Our educator prep programs do a pretty good job of ensuring we know the popular names and big shots in the education world, but we need to ruminate a bit more on a few questions:

  • Who conducted the research? Even eminent figures might lean on theoretical arguments without any empirical backing.
  • Where was it published? There is a way to filter on your search for top education research journals. Review of Educational Research, Educational Researcher, and Educational Research Review are just a few of the big hitters!
  • How recent is it? Research older than a decade probably needs newer studies to reinforce its findings.

And I wish I didn’t have to end on this last one, but it’s essential, so here goes:

4. Is the study methodologically rigorous?

(Say “methodologically” three times fast.)

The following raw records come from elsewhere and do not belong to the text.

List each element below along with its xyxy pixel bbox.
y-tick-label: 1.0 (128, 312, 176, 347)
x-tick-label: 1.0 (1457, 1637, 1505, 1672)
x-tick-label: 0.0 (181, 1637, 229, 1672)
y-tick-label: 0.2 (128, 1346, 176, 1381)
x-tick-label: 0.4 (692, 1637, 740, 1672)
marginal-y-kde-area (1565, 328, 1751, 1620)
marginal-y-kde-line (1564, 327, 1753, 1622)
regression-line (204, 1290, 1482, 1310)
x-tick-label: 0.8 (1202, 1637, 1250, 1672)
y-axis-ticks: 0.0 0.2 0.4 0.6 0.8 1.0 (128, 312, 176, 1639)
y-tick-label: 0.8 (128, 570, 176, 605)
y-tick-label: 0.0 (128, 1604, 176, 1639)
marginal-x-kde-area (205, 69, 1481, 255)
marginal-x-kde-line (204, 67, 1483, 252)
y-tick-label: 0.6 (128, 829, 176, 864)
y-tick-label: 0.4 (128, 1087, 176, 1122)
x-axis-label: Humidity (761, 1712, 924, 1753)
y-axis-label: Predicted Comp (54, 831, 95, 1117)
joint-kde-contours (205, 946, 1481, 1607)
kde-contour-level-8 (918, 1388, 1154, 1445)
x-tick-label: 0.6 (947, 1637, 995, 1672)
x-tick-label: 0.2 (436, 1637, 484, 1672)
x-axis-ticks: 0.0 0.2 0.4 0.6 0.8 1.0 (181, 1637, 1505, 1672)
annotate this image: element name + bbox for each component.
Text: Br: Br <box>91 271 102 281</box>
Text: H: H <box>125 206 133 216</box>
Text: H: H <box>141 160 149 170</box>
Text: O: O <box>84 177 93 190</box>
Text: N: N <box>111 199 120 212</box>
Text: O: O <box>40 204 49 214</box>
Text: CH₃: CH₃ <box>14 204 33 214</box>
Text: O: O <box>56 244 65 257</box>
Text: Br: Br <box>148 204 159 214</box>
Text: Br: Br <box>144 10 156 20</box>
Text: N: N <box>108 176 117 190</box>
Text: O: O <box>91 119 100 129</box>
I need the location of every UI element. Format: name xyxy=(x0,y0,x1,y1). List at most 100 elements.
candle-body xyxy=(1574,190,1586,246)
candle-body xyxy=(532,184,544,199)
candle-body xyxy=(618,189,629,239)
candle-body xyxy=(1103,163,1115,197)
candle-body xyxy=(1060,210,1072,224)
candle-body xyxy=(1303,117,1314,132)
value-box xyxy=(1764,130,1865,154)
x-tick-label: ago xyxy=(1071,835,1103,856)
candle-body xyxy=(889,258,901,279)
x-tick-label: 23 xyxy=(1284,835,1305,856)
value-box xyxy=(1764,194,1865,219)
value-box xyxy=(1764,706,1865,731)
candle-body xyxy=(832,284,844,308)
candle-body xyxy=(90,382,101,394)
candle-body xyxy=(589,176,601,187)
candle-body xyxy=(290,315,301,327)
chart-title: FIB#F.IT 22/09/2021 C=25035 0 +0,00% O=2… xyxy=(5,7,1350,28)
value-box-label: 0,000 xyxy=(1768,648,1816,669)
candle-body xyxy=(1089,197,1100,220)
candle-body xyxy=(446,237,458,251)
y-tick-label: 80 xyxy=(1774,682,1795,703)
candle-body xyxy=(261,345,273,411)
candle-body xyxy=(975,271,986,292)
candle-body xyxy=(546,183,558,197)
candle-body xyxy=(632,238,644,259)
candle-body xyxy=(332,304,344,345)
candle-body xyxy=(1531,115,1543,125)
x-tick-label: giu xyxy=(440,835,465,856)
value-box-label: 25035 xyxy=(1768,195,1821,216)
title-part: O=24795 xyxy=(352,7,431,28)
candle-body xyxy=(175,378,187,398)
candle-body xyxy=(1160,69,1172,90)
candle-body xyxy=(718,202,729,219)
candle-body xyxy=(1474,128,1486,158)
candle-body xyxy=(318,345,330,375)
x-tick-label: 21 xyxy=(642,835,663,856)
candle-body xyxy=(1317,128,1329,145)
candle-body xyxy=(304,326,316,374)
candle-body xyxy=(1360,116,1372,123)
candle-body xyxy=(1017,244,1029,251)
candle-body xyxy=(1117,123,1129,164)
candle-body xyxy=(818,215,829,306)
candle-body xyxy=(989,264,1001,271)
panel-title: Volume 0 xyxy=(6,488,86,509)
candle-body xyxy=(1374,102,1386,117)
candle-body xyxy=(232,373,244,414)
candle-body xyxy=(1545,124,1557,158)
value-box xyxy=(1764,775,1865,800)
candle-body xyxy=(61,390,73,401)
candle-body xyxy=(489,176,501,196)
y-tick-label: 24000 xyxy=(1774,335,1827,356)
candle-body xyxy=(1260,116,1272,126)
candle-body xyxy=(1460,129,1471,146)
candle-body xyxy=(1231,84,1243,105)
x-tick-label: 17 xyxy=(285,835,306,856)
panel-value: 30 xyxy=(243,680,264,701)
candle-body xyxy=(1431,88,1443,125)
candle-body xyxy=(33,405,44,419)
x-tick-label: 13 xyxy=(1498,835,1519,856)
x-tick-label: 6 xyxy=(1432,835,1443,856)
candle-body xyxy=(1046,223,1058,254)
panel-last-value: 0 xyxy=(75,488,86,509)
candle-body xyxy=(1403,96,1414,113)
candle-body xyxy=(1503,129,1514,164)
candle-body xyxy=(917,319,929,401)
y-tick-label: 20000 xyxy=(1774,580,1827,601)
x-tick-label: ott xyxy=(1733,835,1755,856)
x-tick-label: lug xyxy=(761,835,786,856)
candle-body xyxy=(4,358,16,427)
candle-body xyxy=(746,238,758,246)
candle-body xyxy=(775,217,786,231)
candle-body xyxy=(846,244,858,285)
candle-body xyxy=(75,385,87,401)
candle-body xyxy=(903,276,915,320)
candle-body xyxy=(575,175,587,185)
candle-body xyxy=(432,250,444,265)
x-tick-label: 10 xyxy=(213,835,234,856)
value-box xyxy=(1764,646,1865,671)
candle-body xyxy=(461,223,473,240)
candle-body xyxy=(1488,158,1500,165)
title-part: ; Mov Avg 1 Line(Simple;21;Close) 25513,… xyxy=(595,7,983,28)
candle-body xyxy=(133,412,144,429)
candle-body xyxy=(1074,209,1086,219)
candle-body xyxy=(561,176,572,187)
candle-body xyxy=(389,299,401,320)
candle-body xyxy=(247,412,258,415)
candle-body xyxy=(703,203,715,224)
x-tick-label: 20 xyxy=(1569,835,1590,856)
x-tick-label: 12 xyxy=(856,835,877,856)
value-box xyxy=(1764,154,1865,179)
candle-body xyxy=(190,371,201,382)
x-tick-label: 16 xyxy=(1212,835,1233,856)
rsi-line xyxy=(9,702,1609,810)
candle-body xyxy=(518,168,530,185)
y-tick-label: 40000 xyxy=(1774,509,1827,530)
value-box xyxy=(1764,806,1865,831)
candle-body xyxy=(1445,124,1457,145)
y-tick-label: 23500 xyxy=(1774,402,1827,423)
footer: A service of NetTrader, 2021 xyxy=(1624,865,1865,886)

Beyond statistical significance, it’s important to look at methods. How did they perform testing? Are the methods rigorous? Do they acknowledge limitations? A super-important point to be aware of:

Correlation is not causation!

It’s human nature to want to find causes for things. Sometimes the cause-effect relationship is valid, but sometimes it’s not. One of the most common ways we see data misinterpreted is applying a cause-effect relationship to mere patterns or trends.

For example, I might notice that my toddler is crankiest around 6 p.m. I might also notice that my neighbor waters his plants around 6 p.m. Just because I have two patterns that share a similar time factor doesn’t mean that my toddler’s meltdowns are a result of my neighbor’s gardening (or that my neighbor gardens in a strange and ineffective effort to pacify my son).

Similarly, in educational research, a significant correlation doesn’t mean one factor directly causes another. Let’s say a school district increases the school day by 30 minutes, then gets a 3.5% increase on test scores that year. It’s misleading to say that the increase in test scores can be attributed to extra time without rigorous methods of controlling other factors that affect test scores, setting up a control group, etc.

When authors claim causation, you should scrutinize their methodology. For causation claims, a really strong randomized control and treatment group setup is needed.

Roll call: Check peers, sample size, sources, and methods

The next time your very own Malarkey Odometer buzzes when hearing “Well, research says …” during a professional development session, let these questions give you the confidence to dig deeper. Who made the claim? Where was it stated? Was it tested on real students? How sound were their methods?

Surprisingly (or maybe not to some of you), much of the “evidence-based” research promoted to teachers may not be as credible as presumed.